También contribuyó a que Mao atase algunos cabos sueltos. A mediados de octubre, Lin Biao, bajo la autoridad del Politburó, ordenó una «alerta roja» en la que millones de tropas fueron desplegadas como ensayo para un posible ataque soviético.[177] No se trataba de una conjetura del todo inverosímil. A pesar de que la crisis fronteriza había llegado a su fin, China acababa de realizar su primer experimento nuclear subterráneo con éxito, suscitando la preocupación de que los rusos pudiesen lanzar un ataque de precisión contra las instalaciones nucleares chinas. No obstante, aun si el presidente realmente creyó en esta posibilidad, como se aseguró posteriormente, que los rusos efectivamente llegasen a desplegar un bombardeo punitivo sobre Pekín era una cuestión muy distinta. Pero le proporcionó un pretexto para dispersar a los dirigentes veteranos del partido y, al mismo tiempo, alejar de la capital —tres años después de su caída— a Liu Shaoqi y Deng Xiaoping.
Deng fue enviado junto a su esposa a Jiangxi, donde vivió bajo vigilancia en barracones del ejército y dedicó sus días a trabajar media jornada en una cercana planta de reparación de tractores.[178]
Liu había estado postrado en la cama desde el verano de 1968, cuando contrajo una neumonía.[179] Había perdido la capacidad del habla y era alimentado por vía intravenosa. No se había cortado en dos años el pelo, que se había tornado blanco, y alcanzaba el medio metro de largo. Siguiendo las instrucciones de Mao, fue sacado en camilla de Zhongnanhai el 17 de octubre y llevado en avión hasta Kaifeng, la capital de Anhui. Allí fue confinado en un edificio vacío sin calefacción dentro de los cuarteles del comité provincial del partido.

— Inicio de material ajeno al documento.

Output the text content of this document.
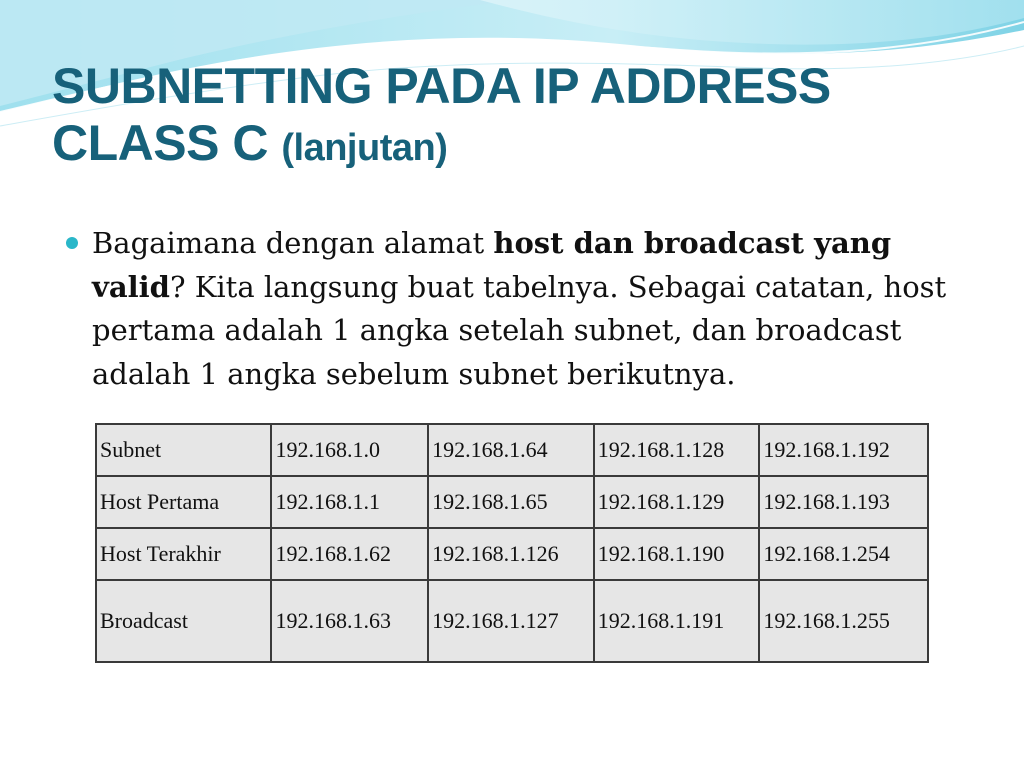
SUBNETTING PADA IP ADDRESS
CLASS C (lanjutan)

Bagaimana dengan alamat host dan broadcast yang valid? Kita langsung buat tabelnya. Sebagai catatan, host pertama adalah 1 angka setelah subnet, dan broadcast adalah 1 angka sebelum subnet berikutnya.

Subnet	192.168.1.0	192.168.1.64	192.168.1.128	192.168.1.192
Host Pertama	192.168.1.1	192.168.1.65	192.168.1.129	192.168.1.193
Host Terakhir	192.168.1.62	192.168.1.126	192.168.1.190	192.168.1.254
Broadcast	192.168.1.63	192.168.1.127	192.168.1.191	192.168.1.255
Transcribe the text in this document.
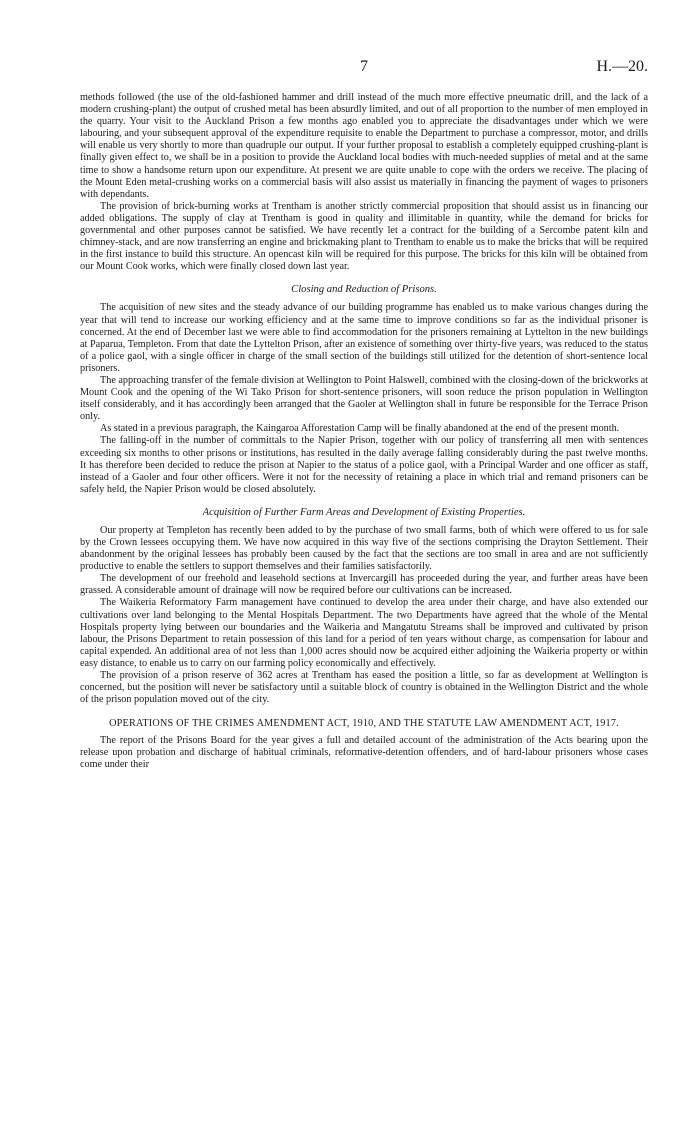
7	H.—20.

methods followed (the use of the old-fashioned hammer and drill instead of the much more effective pneumatic drill, and the lack of a modern crushing-plant) the output of crushed metal has been absurdly limited, and out of all proportion to the number of men employed in the quarry. Your visit to the Auckland Prison a few months ago enabled you to appreciate the disadvantages under which we were labouring, and your subsequent approval of the expenditure requisite to enable the Department to purchase a compressor, motor, and drills will enable us very shortly to more than quadruple our output. If your further proposal to establish a completely equipped crushing-plant is finally given effect to, we shall be in a position to provide the Auckland local bodies with much-needed supplies of metal and at the same time to show a handsome return upon our expenditure. At present we are quite unable to cope with the orders we receive. The placing of the Mount Eden metal-crushing works on a commercial basis will also assist us materially in financing the payment of wages to prisoners with dependants.

The provision of brick-burning works at Trentham is another strictly commercial proposition that should assist us in financing our added obligations. The supply of clay at Trentham is good in quality and illimitable in quantity, while the demand for bricks for governmental and other purposes cannot be satisfied. We have recently let a contract for the building of a Sercombe patent kiln and chimney-stack, and are now transferring an engine and brickmaking plant to Trentham to enable us to make the bricks that will be required in the first instance to build this structure. An opencast kiln will be required for this purpose. The bricks for this kiln will be obtained from our Mount Cook works, which were finally closed down last year.

Closing and Reduction of Prisons.

The acquisition of new sites and the steady advance of our building programme has enabled us to make various changes during the year that will tend to increase our working efficiency and at the same time to improve conditions so far as the individual prisoner is concerned. At the end of December last we were able to find accommodation for the prisoners remaining at Lyttelton in the new buildings at Paparua, Templeton. From that date the Lyttelton Prison, after an existence of something over thirty-five years, was reduced to the status of a police gaol, with a single officer in charge of the small section of the buildings still utilized for the detention of short-sentence local prisoners.

The approaching transfer of the female division at Wellington to Point Halswell, combined with the closing-down of the brickworks at Mount Cook and the opening of the Wi Tako Prison for short-sentence prisoners, will soon reduce the prison population in Wellington itself considerably, and it has accordingly been arranged that the Gaoler at Wellington shall in future be responsible for the Terrace Prison only.

As stated in a previous paragraph, the Kaingaroa Afforestation Camp will be finally abandoned at the end of the present month.

The falling-off in the number of committals to the Napier Prison, together with our policy of transferring all men with sentences exceeding six months to other prisons or institutions, has resulted in the daily average falling considerably during the past twelve months. It has therefore been decided to reduce the prison at Napier to the status of a police gaol, with a Principal Warder and one officer as staff, instead of a Gaoler and four other officers. Were it not for the necessity of retaining a place in which trial and remand prisoners can be safely held, the Napier Prison would be closed absolutely.

Acquisition of Further Farm Areas and Development of Existing Properties.

Our property at Templeton has recently been added to by the purchase of two small farms, both of which were offered to us for sale by the Crown lessees occupying them. We have now acquired in this way five of the sections comprising the Drayton Settlement. Their abandonment by the original lessees has probably been caused by the fact that the sections are too small in area and are not sufficiently productive to enable the settlers to support themselves and their families satisfactorily.

The development of our freehold and leasehold sections at Invercargill has proceeded during the year, and further areas have been grassed. A considerable amount of drainage will now be required before our cultivations can be increased.

The Waikeria Reformatory Farm management have continued to develop the area under their charge, and have also extended our cultivations over land belonging to the Mental Hospitals Department. The two Departments have agreed that the whole of the Mental Hospitals property lying between our boundaries and the Waikeria and Mangatutu Streams shall be improved and cultivated by prison labour, the Prisons Department to retain possession of this land for a period of ten years without charge, as compensation for labour and capital expended. An additional area of not less than 1,000 acres should now be acquired either adjoining the Waikeria property or within easy distance, to enable us to carry on our farming policy economically and effectively.

The provision of a prison reserve of 362 acres at Trentham has eased the position a little, so far as development at Wellington is concerned, but the position will never be satisfactory until a suitable block of country is obtained in the Wellington District and the whole of the prison population moved out of the city.

OPERATIONS OF THE CRIMES AMENDMENT ACT, 1910, AND THE STATUTE LAW AMENDMENT ACT, 1917.

The report of the Prisons Board for the year gives a full and detailed account of the administration of the Acts bearing upon the release upon probation and discharge of habitual criminals, reformative-detention offenders, and of hard-labour prisoners whose cases come under their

Volvió a enfermar de neumonía, pero se denegó el permiso para enviarle a un hospital. Murió el 12 de noviembre, casi cuatro años después de que Mao lanzase la campaña contra él.
El presidente no dio la orden directa de su muerte, del mismo modo que no ordenó la muerte de He Long o Tao Zhu, o de Peng Dehuai, que murió algunos años después en un hospital de prisión.
Pero no movió un solo dedo para evitarlo.